Paul Bovend’Eert. Foto: RU

Om academische vrijheid te realiseren is het essentieel dat wetenschappers onaf­hankelijk hun onderwijs en onderzoek kunnen vormgeven en samenwerken, los van druk van de politiek, bedrijven, maatschappelijk middenveld of publieke opinie. Dit betekent dat ze niet onder druk mogen worden gezet om buitenwetenschappelijke overwegingen (zoals overwegingen van partijpolitieke of commerciële aard) in hun werk te betrek­ken. Onafhankelijkheid is zodoende een belangrijke voorwaarde voor academische vrijheid. De gedragscode wetenschappelijke integriteit ziet onafhankelijkheid als een van de vijf kernelementen van de universitaire activiteiten.

In dit verband is het goed om op te merken dat belangrijke politieke functies (niet louter een partijlidmaatschap) onder omstandigheden zeker bezwaarlijk kunnen zijn voor wetenschappers. Denk bijvoorbeeld aan de wetenschapper die tegelijkertijd een politieke functie uitoefent en enerzijds verantwoordelijk is voor de totstandkoming van het beleid op een bepaald terrein en anderzijds tegelijkertijd wetenschappelijk onderzoek doet op datzelfde beleidsterrein. De onafhankelijkheid en onpartijdigheid van het onderzoek is dan in het geding. Zo’n combinatie van functies is met het oog op de academische vrijheid  onhoudbaar.

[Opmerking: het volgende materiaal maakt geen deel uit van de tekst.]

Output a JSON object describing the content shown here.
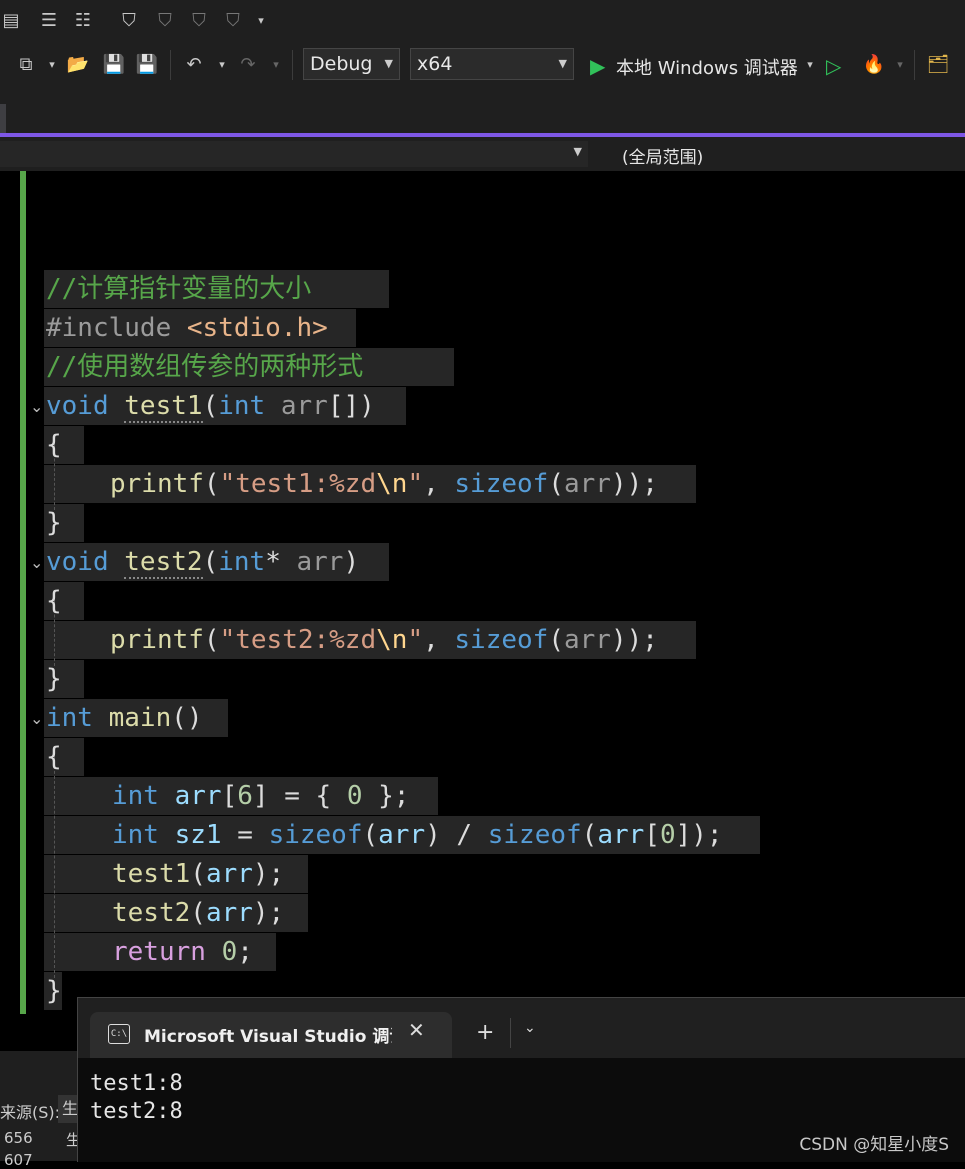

Beïnvloeding vanuit de politiek

Helaas zijn er in de Nederlandse praktijk de nodige voorbeelden te geven van dergelijke combinaties van functies aan universiteiten. Het wordt hoog tijd om deze vorm van (schijn van) politieke beïnvloeding nadrukkelijk ter discussie te stellen. Tot voor kort ging de discussie vooral over ongewenste vermenging van functies met het bedrijfsleven, maar beïnvloeding vanuit politieke functies verdient daarnaast ook zeker aandacht.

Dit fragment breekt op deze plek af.